Later, the children attend Primary, while Branch Pres. Stanley Warren Bronson teaches a special gospel doctrine lesson on the purpose of temples and the blessings the new temple will bring to the area. "Only the home can compare with the temple in sacredness," he reads from the Bible Dictionary, then adds, "The temple is to support the home and the union wherein a man, a woman and children are sealed together as a family."
"We are very excited about the coming of a temple," he says, and vows, "There are about 20 endowed people in the White Mesa Branch, and we will be utilizing this temple."

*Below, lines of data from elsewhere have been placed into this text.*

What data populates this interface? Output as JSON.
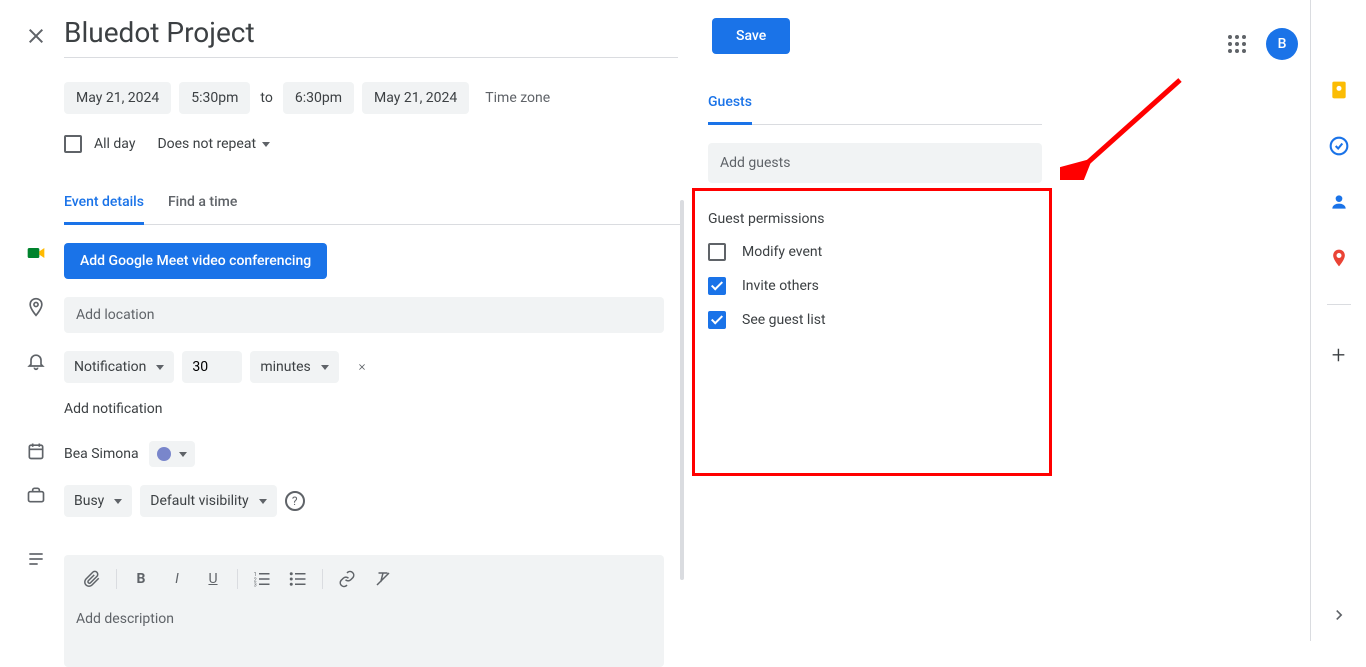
{
  "header": {
    "title": "Bluedot Project",
    "save": "Save",
    "avatar_initial": "B"
  },
  "datetime": {
    "start_date": "May 21, 2024",
    "start_time": "5:30pm",
    "to": "to",
    "end_time": "6:30pm",
    "end_date": "May 21, 2024",
    "timezone": "Time zone",
    "all_day": "All day",
    "repeat": "Does not repeat"
  },
  "tabs": {
    "details": "Event details",
    "find_time": "Find a time"
  },
  "details": {
    "meet_btn": "Add Google Meet video conferencing",
    "location_placeholder": "Add location",
    "notification": {
      "type": "Notification",
      "value": "30",
      "unit": "minutes"
    },
    "add_notification": "Add notification",
    "calendar_owner": "Bea Simona",
    "busy": "Busy",
    "visibility": "Default visibility",
    "description_placeholder": "Add description"
  },
  "guests": {
    "tab": "Guests",
    "input_placeholder": "Add guests",
    "permissions_title": "Guest permissions",
    "modify": "Modify event",
    "invite": "Invite others",
    "see_list": "See guest list"
  }
}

Pres. Bronson, an Anglo from Blanding called by the stake president to provide leadership in the branch, takes his guitar in hand and performs a hymn he composed in 1986 under assignment from the stake president. At that time it was proposed that the first Native American stake be created from portions of stakes in Blanding and Page, Ariz. The hymn was taught to a choir of 120 Native American people to be sung when the stake was created. Though the stake creation as proposed never occurred, the hymn remains today, its words a yearning prayer for the coming of a temple where Lehi's descendants can receive their blessings. The song is even more appropriate today in light of recent events:
Let mine eyes behold the temple on the hill before I die.
Let my fingers touch the stone upon the walls.
Let me see the towers reaching toward His majesty on high.
Let mine eyes behold the temple before I die.
Witness Ephraim pass the scepter to his brother Manasseh
And the Mountain of the Lord flow down to Sidon.
Hear the children of Joseph shout, "Hosannah, Hosannah!"
Let mine eyes behold the temple before I die.